James R. Jordan Boys & Girls Club member Jermaine was just 9 years old when he wrote the poem that led him to be a finalist in the prestigious 2022 Rooted & Radical Youth Poetry Festival.
Out of more than 160 submissions, Jermaine, now a high schooler, was declared an All-Star and one of the city’s top 20 poets this year.
“Poetry is all about being real,” Jermaine said. “I wanted people to see my real story, and where I’m coming from. How I am and why I am what I am.
“That poem was one of my first works (when I started writing poetry and rap at 9). That’s why I think I was hanging on to it because it was one of the realest things I ever wrote. It came from a very young age.”
In the poem, Jermaine addresses being a Black man in America, and the impact of losing his cousin to gun violence. He said the poetry helped him process the loss of his cousin, where he could sit down with just a pen and paper and express himself.

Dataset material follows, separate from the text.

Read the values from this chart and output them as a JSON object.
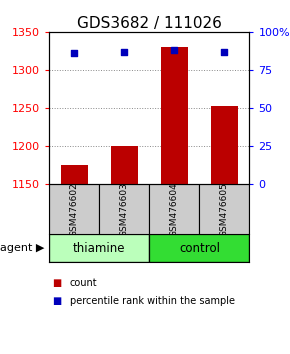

“(Writing poetry) is a freedom,” Jermaine said. “I feel like I can have an open mindset. I wrote this poem when I was in a dark space, and music helped me calm down and helped me be myself and think about stuff differently.
“Poetry just gives you the freedom of expressing yourself."

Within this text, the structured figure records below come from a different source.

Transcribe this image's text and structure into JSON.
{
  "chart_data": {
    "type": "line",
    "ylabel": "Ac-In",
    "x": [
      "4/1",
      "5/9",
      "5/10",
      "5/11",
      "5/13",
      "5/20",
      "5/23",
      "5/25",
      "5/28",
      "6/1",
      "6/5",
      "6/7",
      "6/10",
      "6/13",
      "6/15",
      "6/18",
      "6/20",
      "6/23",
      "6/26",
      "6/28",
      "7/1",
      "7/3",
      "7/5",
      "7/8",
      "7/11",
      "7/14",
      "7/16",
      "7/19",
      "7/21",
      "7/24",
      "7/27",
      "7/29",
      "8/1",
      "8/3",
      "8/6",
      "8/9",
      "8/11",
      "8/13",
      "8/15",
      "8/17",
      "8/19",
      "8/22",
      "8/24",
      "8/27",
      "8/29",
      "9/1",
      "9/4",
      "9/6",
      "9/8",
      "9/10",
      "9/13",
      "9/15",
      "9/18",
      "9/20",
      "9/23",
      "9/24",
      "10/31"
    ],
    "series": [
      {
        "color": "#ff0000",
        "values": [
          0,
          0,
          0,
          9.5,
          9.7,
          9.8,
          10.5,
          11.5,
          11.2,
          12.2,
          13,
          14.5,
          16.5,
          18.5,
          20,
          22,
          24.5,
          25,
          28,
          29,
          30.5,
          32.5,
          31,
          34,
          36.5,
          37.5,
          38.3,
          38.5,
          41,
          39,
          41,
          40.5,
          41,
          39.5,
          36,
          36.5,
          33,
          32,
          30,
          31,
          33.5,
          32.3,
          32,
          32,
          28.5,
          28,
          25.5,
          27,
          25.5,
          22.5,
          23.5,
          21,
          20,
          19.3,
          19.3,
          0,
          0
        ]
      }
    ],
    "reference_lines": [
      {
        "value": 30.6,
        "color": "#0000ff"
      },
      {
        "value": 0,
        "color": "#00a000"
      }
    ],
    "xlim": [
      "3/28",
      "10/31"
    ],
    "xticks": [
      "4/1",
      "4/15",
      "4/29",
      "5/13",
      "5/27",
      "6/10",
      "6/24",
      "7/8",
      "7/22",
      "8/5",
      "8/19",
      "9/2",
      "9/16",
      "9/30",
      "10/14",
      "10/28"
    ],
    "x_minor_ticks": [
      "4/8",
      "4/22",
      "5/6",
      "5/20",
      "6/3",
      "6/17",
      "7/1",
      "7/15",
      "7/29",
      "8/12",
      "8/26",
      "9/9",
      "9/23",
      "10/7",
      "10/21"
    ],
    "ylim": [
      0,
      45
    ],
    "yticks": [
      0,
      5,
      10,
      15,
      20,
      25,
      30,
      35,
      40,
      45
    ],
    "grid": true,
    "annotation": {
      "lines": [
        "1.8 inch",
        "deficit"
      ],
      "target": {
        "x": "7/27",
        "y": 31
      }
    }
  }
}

Rooted & Radical was the first poetry competition Jermaine ever competed in, mostly devoting his time to working on rap music. But with the help of Boys & Girls Clubs of Chicago Early Literary Specialist Kee Stein, Jermaine found guidance and mentorship.

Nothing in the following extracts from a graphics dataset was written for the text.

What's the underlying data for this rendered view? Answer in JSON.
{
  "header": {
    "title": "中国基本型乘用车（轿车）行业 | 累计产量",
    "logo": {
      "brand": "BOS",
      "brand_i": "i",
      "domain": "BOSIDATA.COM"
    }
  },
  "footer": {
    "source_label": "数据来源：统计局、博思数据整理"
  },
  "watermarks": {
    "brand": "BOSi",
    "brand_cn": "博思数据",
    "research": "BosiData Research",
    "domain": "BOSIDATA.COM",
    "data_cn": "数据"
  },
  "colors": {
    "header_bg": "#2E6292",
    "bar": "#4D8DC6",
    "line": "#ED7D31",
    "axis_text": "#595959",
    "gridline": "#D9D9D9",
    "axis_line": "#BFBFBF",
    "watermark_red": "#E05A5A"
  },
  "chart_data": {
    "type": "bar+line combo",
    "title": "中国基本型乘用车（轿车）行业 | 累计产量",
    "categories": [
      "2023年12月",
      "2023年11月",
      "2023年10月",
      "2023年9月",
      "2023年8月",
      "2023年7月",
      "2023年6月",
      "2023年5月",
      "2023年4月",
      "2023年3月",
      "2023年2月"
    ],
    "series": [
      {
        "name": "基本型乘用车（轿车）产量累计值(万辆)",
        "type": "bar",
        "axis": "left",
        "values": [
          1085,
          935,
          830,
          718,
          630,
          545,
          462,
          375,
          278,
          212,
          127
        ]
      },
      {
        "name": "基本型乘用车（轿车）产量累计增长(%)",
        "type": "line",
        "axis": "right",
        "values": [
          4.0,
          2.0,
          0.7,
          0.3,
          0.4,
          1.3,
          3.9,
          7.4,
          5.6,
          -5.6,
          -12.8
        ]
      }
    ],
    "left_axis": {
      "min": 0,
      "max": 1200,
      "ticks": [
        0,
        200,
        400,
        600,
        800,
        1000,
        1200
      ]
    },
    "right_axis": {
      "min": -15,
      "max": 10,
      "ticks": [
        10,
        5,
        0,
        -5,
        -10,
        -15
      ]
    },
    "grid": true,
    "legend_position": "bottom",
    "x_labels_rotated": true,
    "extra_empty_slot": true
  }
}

Though poetry and rap are similar, the cadence and pacing are different since spoken word has no musical beat.
Before coming to BGCC, Stein was a professional poet working in spoken word and rap, and was very active with Young Chicago Authors and the Louder Than A Bomb: The Chicago Youth Poetry Festival (now renamed Rooted & Radical Youth Poetry Festival).
Stein said she was excited to help Jermaine hone his craft and work with someone who was ready to be vulnerable in front of an audience, and who just wanted to get better.
“It’s difficult to put yourself out there, when you think about the content of his poem, talking about his experience navigating life as a young black man in America,” Stein said. “But I was immensely proud that he performed like he never did before (at the competition). He’s going to have so many more opportunities coming his way, and already is seeing that.”
Jermaine hopes to continue to enter more competitions, and has even been invited to do workshops and work with Young Chicago Authors. He also looks forward to continuing to spend time in the Notes for Notes Studio at the Club, where he wants to write more music.
Though BGCC does not have a formal poetry club or program, Stein is looking forward to reaching even more kids throughout all the Clubs to expose them more to the power of poetry and rap. Allowing them a space to express themselves and finding their own voice.
She said many still have a lot of ignorance when it comes to poetry.
“When I was their age, I used to think poetry was just a lot of dead white men using flowery language I didn’t understand" Stein said. “It’s so much more, it’s also rap, it’s also hip hop. If we can meet kids where they are and find new ways to express themselves, it’s so helpful and super necessary for them, especially at this moment in time.”